Sentenza Corte di Cassazione 15 giugno 2022, n. 23401
Responsabilità amministrativa degli Enti - Dlgs 231/2001 - Adozione ed efficace attuazione di modelli di gestione idonei a prevenire reati della specie di quello verificatosi - Articolo 6 del Dlgs 231/2001 - Presupposti - Redazione del modello secondo le indicazioni provenienti dalle associazioni di categoria - Sufficienza - Insussistenza - Redazione sulla base delle specifiche caratteristiche dell'Ente - Necessità - Sussistenza
I modelli organizzativi idonei a escludere la responsabilità ex Dlgs 231/2001 non possono "ricalcare" i Codici di comportamento delle associazioni di categoria, ma devono essere parametrati sulle specifiche caratteristiche dell'Ente.

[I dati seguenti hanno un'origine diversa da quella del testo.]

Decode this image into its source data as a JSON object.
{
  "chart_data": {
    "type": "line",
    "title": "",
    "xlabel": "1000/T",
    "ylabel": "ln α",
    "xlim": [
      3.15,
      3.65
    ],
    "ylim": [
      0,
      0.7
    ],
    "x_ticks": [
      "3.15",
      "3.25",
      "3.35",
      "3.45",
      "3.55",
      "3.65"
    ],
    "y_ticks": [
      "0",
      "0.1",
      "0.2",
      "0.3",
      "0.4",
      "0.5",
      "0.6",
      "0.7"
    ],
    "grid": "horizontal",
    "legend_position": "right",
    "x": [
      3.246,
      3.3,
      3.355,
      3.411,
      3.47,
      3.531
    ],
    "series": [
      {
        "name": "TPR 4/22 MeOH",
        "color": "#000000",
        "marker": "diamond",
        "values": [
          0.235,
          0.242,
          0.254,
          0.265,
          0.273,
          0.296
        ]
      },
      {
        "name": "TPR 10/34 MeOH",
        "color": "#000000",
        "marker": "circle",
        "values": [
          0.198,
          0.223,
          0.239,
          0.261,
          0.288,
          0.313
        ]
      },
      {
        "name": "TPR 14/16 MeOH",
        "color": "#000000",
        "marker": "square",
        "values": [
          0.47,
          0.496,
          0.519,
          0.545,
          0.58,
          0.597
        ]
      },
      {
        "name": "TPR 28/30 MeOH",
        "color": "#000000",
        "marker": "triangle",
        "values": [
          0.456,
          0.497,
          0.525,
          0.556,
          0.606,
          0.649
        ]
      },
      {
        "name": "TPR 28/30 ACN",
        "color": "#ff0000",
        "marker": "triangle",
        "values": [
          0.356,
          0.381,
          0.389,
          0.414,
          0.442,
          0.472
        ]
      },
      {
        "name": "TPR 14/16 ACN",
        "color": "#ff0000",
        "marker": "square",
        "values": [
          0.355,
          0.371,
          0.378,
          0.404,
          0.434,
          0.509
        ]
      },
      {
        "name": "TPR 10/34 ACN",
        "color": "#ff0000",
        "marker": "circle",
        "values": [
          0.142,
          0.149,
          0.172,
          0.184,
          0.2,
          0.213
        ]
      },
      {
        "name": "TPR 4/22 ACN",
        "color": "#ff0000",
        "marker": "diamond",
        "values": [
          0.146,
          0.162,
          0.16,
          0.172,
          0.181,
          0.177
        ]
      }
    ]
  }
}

Questo quanto ribadito con sentenza 23401/2022 dalla Corte di Cassazione chiamata a pronunciarsi, nella specie, sul ricorso avverso la sentenza della Corte d'Appello di Milano che confermava la pronuncia assolutoria a favore di una Società per azioni a cui era contestato l'illecito amministrativo ex articolo 25-ter, lettera r) del Dlgs 231/2001 in relazione al delitto commesso nel suo interesse e a suo vantaggio dal Presidente del Consiglio di amministrazione e dall'amministratore delegato.

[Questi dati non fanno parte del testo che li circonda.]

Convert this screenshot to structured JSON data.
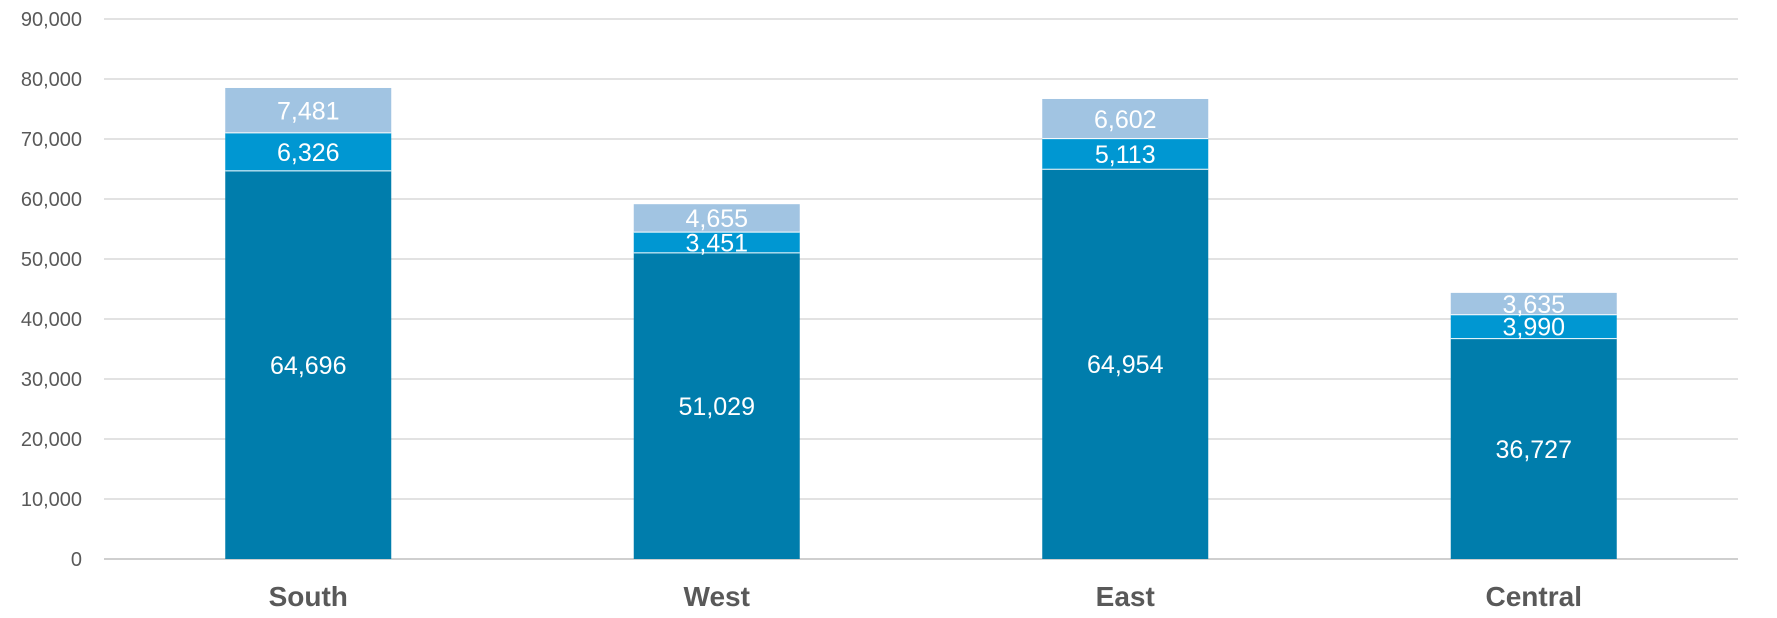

Nel rigettare il ricorso la Corte richiama l'articolo 6 del Dlgs 231/2001 secondo cui l'Ente non risponde se prova che l'organo dirigente della società ha adottato ed efficacemente attuato, prima della commissione del fatto, modelli di gestione idonei a prevenire reati della specie di quello verificatosi. Sul punto la Corte precisa che, se è vero che in base al comma 3 dell'articolo 6 i modelli organizzativi possono essere adottati sulla base di Codici di comportamento redatti dalle associazioni rappresentative di categoria, tali linee guida "non possono rappresentare la regola organizzativa esclusiva ed esaustiva". Per cui è onere dell'impresa, anche tenendo conto delle indicazioni di tali associazioni, individuare le cautele da porre in essere per prevenire la commissione di reati, calibrando il modello "sulle specifiche caratteristiche dell'Ente (dimensioni, tipo di attività, evoluzione diacronica)". (IM)
N.d.R.: il presente provvedimento viene pubblicato nei suoi termini testuali ritenendo arbitrario procedere alla correzione di eventuali errori in esso contenuti.